2. Bills arrive too late. The average time from service to first patient statement is 45–60 days. By the time the bill arrives, the patient has mentally moved on. Propensity-to-pay drops by 1–2% for every week between service and first bill.
3. Statements are confusing. Healthcare billing statements are notoriously difficult to understand. Multiple statements from different providers for the same encounter, inconsistent formatting, and unclear descriptions of charges create confusion and inaction.
4. Payment options are limited. Patients in 2026 expect digital payment options — online portals, mobile payment, Apple Pay, payment plans with clear terms. Many health systems still rely on paper statements and phone-based payment, creating unnecessary friction.
5. Financial counseling happens too late (or not at all). Patients who are engaged in financial conversations before the service — who understand their cost estimate, their payment options, and their eligibility for financial assistance — pay at dramatically higher rates than those who receive a surprise bill 60 days later.
1. Provide pre-service price estimates. Use eligibility verification data and contracted rates to generate patient-specific cost estimates before scheduled services. The No Surprises Act requires good faith estimates for uninsured patients; best practice extends this to all patients. Health systems that provide pre-service estimates see 20–30% higher patient collection rates.
2. Collect at the point of service. Train registration and checkout staff to collect estimated patient responsibility — copays, coinsurance, and deductible amounts — at the time of service.
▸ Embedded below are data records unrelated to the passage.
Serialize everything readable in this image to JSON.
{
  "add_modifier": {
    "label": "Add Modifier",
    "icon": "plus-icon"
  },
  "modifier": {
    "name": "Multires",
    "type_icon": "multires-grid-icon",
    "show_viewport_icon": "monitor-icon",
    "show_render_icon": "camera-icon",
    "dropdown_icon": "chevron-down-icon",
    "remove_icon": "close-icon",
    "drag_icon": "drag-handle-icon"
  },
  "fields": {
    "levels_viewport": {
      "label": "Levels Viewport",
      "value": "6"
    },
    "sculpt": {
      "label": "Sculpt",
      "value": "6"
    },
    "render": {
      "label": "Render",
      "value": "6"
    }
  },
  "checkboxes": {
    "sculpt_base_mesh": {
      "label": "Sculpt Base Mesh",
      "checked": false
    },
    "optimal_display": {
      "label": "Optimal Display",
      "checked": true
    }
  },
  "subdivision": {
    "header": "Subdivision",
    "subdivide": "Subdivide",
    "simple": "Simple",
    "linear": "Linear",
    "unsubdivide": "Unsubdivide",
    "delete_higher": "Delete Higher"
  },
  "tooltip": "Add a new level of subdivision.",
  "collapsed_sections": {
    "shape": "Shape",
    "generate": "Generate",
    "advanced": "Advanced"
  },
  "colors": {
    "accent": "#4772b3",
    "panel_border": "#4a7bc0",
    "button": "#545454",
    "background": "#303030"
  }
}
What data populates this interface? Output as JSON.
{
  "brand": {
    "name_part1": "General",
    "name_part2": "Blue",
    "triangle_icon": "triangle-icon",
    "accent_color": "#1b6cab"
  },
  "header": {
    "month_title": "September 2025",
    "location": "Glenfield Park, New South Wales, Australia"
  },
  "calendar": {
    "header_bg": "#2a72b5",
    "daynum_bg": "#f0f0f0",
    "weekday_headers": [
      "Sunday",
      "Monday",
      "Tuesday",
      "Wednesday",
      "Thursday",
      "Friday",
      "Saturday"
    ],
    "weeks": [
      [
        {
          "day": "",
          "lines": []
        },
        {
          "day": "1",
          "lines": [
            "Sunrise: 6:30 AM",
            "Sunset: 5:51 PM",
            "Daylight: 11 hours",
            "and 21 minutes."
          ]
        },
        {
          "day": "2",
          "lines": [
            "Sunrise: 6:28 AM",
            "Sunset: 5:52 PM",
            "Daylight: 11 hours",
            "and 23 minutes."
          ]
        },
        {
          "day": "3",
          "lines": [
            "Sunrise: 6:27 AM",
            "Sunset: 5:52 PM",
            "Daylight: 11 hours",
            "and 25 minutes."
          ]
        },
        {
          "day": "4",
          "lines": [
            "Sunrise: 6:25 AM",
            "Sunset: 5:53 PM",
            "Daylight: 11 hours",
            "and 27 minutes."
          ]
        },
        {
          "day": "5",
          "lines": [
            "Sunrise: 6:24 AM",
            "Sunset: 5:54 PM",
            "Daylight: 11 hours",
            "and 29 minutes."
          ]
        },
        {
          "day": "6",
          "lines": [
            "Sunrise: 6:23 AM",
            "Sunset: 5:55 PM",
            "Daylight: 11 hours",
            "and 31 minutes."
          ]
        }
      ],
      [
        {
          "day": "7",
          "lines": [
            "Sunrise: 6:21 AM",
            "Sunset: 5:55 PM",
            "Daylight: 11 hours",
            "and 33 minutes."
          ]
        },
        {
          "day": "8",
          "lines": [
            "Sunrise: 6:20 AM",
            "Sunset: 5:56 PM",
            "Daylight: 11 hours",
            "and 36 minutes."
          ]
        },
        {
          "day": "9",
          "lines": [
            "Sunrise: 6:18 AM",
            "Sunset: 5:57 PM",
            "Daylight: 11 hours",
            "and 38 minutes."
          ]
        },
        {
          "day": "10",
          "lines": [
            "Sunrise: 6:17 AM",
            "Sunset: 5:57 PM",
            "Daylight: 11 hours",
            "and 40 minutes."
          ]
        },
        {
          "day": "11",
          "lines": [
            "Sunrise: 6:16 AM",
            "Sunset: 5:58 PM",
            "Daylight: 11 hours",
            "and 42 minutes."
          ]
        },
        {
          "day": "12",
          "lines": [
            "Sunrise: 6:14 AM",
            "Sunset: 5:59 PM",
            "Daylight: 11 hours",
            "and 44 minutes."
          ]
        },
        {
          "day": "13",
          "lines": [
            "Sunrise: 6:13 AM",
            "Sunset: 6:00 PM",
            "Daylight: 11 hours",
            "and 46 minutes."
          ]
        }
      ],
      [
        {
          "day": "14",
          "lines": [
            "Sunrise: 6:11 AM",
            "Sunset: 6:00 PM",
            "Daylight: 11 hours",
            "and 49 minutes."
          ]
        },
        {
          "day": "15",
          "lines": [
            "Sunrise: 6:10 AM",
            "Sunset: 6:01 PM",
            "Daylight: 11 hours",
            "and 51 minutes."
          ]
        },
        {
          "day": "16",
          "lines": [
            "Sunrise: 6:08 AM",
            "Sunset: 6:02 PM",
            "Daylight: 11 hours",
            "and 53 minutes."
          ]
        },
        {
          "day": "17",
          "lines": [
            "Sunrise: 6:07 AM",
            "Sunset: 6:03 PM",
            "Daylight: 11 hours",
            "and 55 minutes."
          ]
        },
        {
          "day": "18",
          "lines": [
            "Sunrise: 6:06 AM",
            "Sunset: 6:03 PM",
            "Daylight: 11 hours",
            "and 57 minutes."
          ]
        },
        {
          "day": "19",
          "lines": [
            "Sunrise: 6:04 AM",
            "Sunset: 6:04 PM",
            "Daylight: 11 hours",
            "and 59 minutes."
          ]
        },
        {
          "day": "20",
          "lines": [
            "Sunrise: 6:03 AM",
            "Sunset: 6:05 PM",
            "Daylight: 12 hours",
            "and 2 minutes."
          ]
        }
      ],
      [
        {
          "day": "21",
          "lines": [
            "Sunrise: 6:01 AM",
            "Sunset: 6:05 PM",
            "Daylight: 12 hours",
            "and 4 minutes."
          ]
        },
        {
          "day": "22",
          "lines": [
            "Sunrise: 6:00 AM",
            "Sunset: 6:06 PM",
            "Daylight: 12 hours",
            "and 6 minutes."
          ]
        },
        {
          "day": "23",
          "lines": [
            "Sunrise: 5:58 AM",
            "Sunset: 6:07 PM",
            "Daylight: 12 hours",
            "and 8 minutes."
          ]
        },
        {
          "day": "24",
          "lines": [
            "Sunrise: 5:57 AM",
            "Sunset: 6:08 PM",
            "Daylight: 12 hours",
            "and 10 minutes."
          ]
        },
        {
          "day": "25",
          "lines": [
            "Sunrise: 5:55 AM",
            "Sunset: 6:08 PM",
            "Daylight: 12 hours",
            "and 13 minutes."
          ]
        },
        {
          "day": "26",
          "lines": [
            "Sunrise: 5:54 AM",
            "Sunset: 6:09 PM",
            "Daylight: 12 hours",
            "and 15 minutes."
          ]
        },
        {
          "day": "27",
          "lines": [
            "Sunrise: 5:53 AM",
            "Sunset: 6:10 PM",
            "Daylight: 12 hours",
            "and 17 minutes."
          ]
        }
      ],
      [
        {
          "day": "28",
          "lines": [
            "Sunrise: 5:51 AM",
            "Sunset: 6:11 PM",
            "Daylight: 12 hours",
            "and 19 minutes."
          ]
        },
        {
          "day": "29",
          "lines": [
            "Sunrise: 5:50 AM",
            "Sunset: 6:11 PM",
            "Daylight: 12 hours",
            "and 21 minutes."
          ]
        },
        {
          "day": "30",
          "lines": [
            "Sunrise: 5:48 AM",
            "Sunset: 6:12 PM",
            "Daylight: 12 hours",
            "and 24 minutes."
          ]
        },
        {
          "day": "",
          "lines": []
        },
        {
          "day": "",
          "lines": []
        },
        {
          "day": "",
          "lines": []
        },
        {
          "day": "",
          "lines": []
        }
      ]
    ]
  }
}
Point-of-service collections have recovery rates of 80%+ compared to 15–25% for post-service billing. Every dollar collected at the front desk is a dollar you won't spend 90 days chasing.
3. Offer structured payment plans. Patients who can't pay $2,500 today can often pay $200/month. Implement automated payment plan enrollment with clear terms, no-interest or low-interest options, and digital auto-pay. Health systems with robust payment plan programs collect 40–60% more of patient balances than those without. → See Blog 5: Patient Access
4. Deploy digital payment tools. Online bill pay, text-to-pay, QR codes on statements, and mobile wallet integration. KFF data shows that 70%+ of patients under age 50 prefer digital payment options. Paper-only billing is a collection barrier.
5. Screen for financial assistance eligibility proactively. Identify patients who qualify for charity care, Medicaid, or other financial assistance programs before the bill goes to collections. Proactive screening reduces bad debt, improves patient experience, and ensures compliance with 501(r) requirements for nonprofit hospitals. CMS and the IRS require nonprofit hospitals to have financial assistance policies; best practice is making those policies easy to access and proactively offered.